Incorrect impulse curves - replication of a paper

Good afternoon,

I am trying to replicate the paper Aoki Benigno Kiyotaki (2016) Monetary and Financial Policies in Emerging
Markets
. My code works properly, but the impulse curves do not coincide with those in the paper (screen attached). Above this, the impulse curves for one of the shocks are not curves but rather short straight lines (attached).

What could be the problem? I checked many times that all equations are OK.

Thank you in advance for your precious help.
ABKmodelforum.mod (4.61 KB)
ABKmodel_steadystate.m (4.51 KB)

dropbox.com/s/dnbrlsb5cypcbxh/Screenshot_1.png?dl=0

Your IRFs are explosive. Either use order=1 or pruning.

Thank you a lot.
If someone has a similar problem, it works when the order of approximation is set to 1 and all variables are replaced with exp(x) instead of x to linearize the model (do not forget to log the steady-state values).

You don’t need the exp()-part, only

order=1

or

pruning

If you don’t use higher order with pruning, the exp()-substitution inducing a loglinearization instead of linearization may actually help to prevent explosive simulations.

1 Like

Apologies in advance for bumping this old topic, but I had a couple questions about the replication of ABK (2016) as well.

For most of the variables I get well behaved IRFs, but I’m struggling to replicate the IRFs of the [domestic] nominal interest rate as in the paper. In the 2018 version of the ABK paper, the nominal interest rate responds in a hump-shaped pattern. However, I’m getting an initial drop in the nominal interest rate for the first 20 periods, before seeing a small increase.

I suspect there’s an issue with my interpretation of the Fisher equation, or the steady state net nominal interest rate.

Any comments would be much appreciated.

ABK2016.mod (10.1 KB)

Why is your Fisher equation backward-looking?

That’s how it was specified in the ABK paper. If I change it to R=(1+i)/Pi(+1), then I get the following IRFs (attached)

As this changes all IRFs you need to find out what is going on in the model.
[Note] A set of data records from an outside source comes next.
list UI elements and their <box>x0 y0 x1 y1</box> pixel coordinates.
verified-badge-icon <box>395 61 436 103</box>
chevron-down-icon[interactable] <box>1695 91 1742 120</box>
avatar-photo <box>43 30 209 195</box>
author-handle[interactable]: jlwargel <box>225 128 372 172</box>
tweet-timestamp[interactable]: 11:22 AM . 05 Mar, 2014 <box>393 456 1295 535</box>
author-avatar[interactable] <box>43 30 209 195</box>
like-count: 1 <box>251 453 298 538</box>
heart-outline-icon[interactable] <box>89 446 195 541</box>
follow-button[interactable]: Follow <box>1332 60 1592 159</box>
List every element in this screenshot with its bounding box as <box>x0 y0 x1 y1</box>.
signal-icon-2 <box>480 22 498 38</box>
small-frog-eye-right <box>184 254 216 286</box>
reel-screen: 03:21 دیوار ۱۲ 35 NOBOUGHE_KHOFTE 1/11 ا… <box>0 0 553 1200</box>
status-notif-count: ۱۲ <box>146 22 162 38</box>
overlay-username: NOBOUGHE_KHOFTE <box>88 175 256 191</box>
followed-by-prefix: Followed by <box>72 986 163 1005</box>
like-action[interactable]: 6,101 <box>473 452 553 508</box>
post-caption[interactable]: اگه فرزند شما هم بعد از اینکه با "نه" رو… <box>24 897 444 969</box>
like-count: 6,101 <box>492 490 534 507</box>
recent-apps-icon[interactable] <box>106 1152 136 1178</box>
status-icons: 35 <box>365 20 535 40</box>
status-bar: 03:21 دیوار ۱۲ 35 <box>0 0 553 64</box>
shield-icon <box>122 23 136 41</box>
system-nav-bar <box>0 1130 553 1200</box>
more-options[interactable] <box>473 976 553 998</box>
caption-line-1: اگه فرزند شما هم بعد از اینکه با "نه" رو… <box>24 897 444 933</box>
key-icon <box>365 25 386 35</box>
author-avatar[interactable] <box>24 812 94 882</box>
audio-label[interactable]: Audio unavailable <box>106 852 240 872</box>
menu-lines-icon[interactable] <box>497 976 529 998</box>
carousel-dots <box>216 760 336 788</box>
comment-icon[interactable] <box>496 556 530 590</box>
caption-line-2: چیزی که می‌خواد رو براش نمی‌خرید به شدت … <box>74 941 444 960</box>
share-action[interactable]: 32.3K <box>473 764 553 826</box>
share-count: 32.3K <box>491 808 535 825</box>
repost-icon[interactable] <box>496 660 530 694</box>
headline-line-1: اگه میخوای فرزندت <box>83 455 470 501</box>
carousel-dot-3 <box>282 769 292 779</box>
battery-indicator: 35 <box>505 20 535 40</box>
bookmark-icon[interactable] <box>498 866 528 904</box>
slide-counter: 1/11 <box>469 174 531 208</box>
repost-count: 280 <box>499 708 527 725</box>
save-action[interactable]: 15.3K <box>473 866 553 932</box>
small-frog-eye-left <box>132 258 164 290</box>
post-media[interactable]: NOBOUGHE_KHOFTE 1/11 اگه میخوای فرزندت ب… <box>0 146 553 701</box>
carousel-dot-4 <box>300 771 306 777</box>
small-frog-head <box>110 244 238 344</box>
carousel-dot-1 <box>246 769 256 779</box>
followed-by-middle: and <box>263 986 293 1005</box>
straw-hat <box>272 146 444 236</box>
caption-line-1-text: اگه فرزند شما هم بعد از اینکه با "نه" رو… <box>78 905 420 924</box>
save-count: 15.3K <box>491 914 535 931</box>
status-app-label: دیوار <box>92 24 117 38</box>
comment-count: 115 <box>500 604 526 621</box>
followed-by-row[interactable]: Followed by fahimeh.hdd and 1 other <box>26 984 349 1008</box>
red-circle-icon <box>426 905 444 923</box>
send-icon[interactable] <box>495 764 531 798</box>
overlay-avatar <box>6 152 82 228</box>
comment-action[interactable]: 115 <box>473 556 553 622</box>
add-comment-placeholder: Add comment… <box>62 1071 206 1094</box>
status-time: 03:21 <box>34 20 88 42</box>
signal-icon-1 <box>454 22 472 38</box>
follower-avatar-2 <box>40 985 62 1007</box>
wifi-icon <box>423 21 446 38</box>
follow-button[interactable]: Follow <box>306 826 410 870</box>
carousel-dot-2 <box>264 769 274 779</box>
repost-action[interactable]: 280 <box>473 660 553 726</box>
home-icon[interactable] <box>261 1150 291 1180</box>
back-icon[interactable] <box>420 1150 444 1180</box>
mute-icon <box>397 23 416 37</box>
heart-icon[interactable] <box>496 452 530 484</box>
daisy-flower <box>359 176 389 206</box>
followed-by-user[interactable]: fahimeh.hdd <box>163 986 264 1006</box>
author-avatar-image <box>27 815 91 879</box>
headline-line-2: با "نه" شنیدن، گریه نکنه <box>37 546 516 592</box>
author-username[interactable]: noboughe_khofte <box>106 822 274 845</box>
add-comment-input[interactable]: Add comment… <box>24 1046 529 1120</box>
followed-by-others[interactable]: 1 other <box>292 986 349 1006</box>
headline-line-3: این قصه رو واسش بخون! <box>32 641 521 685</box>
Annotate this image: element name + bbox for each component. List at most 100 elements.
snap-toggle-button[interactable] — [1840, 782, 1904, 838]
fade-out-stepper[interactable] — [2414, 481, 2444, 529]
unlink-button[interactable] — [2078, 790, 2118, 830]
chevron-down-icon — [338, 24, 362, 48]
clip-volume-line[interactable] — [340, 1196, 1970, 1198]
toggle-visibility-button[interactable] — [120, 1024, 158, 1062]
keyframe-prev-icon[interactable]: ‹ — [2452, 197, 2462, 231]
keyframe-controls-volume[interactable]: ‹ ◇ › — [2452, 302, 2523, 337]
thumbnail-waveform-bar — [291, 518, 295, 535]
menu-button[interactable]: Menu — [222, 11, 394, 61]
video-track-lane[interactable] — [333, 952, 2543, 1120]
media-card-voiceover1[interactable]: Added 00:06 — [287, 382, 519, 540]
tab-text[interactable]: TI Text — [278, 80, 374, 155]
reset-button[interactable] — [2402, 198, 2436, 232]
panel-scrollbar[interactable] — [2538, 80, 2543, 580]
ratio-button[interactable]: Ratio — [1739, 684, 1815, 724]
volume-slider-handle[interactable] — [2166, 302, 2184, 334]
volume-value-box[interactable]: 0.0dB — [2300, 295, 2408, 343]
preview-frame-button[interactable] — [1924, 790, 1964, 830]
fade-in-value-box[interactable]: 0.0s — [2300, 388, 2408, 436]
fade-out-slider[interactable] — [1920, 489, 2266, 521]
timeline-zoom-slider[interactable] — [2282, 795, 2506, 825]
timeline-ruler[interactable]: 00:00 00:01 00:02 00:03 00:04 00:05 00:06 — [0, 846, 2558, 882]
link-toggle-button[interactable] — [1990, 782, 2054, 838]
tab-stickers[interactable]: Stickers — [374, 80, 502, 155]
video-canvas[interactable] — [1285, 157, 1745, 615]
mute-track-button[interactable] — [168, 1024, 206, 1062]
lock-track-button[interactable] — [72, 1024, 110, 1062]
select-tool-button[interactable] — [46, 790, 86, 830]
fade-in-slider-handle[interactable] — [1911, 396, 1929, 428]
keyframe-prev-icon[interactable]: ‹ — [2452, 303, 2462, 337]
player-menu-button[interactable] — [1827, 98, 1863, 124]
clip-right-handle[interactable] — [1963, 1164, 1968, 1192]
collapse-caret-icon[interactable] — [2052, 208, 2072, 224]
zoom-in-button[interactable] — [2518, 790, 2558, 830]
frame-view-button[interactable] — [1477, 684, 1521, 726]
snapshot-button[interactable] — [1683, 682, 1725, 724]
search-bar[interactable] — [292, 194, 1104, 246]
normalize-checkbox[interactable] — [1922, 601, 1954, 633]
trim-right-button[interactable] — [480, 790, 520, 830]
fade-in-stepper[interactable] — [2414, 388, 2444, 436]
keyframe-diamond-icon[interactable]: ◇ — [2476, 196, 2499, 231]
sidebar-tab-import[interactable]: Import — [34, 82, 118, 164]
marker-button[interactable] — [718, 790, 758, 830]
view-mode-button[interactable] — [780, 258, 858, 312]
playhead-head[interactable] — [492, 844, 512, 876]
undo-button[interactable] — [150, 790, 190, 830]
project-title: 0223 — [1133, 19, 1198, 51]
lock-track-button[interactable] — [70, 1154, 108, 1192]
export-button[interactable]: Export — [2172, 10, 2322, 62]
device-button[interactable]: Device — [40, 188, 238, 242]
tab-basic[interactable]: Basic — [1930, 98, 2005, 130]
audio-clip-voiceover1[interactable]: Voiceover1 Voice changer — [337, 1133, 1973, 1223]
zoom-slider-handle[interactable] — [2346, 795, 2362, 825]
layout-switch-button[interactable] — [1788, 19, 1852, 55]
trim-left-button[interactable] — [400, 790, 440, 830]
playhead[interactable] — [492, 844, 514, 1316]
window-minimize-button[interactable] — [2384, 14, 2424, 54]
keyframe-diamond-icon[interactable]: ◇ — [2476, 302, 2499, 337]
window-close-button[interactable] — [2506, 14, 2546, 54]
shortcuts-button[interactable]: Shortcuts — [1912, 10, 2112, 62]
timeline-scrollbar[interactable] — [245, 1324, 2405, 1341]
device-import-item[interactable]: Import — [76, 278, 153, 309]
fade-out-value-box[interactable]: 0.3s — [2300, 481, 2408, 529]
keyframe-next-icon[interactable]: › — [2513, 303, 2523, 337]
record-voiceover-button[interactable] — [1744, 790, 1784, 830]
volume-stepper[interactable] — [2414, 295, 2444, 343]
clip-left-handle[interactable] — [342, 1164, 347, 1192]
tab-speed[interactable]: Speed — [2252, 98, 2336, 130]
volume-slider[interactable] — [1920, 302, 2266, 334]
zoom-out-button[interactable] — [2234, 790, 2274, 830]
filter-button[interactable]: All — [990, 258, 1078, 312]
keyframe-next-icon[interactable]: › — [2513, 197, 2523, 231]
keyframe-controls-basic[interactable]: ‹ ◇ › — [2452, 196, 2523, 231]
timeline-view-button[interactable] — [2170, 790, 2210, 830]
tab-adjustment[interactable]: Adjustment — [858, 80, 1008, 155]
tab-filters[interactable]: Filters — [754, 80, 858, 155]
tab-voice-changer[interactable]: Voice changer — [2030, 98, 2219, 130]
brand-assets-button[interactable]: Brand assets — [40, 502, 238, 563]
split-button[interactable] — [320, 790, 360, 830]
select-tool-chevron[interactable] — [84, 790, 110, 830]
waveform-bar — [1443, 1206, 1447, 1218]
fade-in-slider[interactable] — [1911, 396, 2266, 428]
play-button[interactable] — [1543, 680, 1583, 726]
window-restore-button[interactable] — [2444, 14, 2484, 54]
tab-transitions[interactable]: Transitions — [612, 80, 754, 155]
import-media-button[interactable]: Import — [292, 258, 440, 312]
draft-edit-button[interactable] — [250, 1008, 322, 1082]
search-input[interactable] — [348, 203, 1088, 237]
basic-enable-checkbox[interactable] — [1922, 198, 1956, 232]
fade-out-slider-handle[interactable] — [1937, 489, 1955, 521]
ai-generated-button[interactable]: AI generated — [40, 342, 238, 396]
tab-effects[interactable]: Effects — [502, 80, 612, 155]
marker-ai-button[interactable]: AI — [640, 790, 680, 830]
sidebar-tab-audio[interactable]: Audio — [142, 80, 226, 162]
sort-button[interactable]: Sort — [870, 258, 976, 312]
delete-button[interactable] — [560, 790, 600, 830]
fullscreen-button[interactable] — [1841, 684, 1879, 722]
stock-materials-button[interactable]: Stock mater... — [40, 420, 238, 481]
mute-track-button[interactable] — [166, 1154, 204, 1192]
There is only one correct implementation.
When you say

that means that you still have not found the correct implementation. Have you asked the authors for their code?

Yes, I think that’s my only course of action… Thank you, jpfiefer!

I just wanted to provide an update: I managed to replicate the results in the ABK paper, and would like to share the code on here – I’ve noticed quite a lot of people on the net struggling with this paper, so hopefully this helps.

Note that this only covers the baseline foreign interest rate shock experiment (figure 3 in the ABK paper).